I was the one who wrote the introductory page [WB: Aha ! Thought so !] and yes, I was the one who included the reference to Vikram Seth's An Equal Music. Having been a quartet player myself (in the distant past, albeit) and an avid reader of good literature, I could not not make the reference to Seth's wonderful novel when I was called upon to write the intro.

An Equal Music is, at its essence, a love story, told in the first person by the second violinist of a quartet. He meets up with his long-lost girlfriend after a bitter parting, only to find that she is now happily married: loving husband, children and all.

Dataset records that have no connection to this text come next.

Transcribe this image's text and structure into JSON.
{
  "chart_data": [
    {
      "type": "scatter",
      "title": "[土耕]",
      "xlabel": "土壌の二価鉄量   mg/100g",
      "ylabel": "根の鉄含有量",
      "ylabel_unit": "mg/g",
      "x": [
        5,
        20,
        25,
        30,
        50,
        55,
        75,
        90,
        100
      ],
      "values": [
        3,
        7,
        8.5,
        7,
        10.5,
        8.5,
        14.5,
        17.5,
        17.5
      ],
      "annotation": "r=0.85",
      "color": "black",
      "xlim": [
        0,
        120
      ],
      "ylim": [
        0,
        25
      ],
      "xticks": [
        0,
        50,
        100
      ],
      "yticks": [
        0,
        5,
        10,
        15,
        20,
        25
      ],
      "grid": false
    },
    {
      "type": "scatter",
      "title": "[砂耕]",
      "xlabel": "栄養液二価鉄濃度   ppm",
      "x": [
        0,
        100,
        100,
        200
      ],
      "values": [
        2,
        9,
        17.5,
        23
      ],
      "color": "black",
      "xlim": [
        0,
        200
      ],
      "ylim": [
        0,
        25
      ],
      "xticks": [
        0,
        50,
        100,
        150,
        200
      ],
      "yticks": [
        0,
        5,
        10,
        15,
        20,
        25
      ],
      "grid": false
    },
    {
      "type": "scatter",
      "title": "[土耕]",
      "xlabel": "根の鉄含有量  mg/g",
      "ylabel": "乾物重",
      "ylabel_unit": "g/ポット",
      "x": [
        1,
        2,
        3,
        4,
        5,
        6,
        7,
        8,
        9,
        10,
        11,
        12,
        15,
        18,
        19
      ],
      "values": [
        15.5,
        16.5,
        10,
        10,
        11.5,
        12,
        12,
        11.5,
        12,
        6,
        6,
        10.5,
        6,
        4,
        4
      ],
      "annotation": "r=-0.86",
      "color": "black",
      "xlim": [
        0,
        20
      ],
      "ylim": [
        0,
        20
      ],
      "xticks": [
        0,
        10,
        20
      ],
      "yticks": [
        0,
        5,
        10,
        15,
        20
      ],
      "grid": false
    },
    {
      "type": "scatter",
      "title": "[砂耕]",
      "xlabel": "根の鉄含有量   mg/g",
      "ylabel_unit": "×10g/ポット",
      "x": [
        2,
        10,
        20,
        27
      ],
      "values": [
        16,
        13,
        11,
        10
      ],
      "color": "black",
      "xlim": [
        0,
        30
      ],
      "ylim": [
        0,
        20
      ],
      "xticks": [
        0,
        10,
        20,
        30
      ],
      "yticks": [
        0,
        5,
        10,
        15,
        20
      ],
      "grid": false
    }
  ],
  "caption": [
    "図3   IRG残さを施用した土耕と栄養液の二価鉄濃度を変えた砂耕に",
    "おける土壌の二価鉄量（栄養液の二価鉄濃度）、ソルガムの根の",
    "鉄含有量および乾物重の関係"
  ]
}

Naturally, other complications arise (not just the extra-marital kind) and it is, of course, the drama of the narrator facing down these challenges that form the crux of the story. Far be it for me to give the details here and deprive the pleasure of discovery for those who are going to give this book a read.

Interwoven into this romantic tapestry are exquisite descriptions and references to chamber music, including the Beethoven Op.131. Not since Ishiguro's The Unconsoled (and then only marginally, at that) have I encountered such apt and intelligent use of classical music as a backdrop and a foil for a modern love story. It makes a wonderful gift and surprise for friends who are musicians, too.

This should be required reading for all lovers of good classical (chamber) music. Run, don't walk, down to your nearest bookseller/library - you'd be doing yourself a big favour.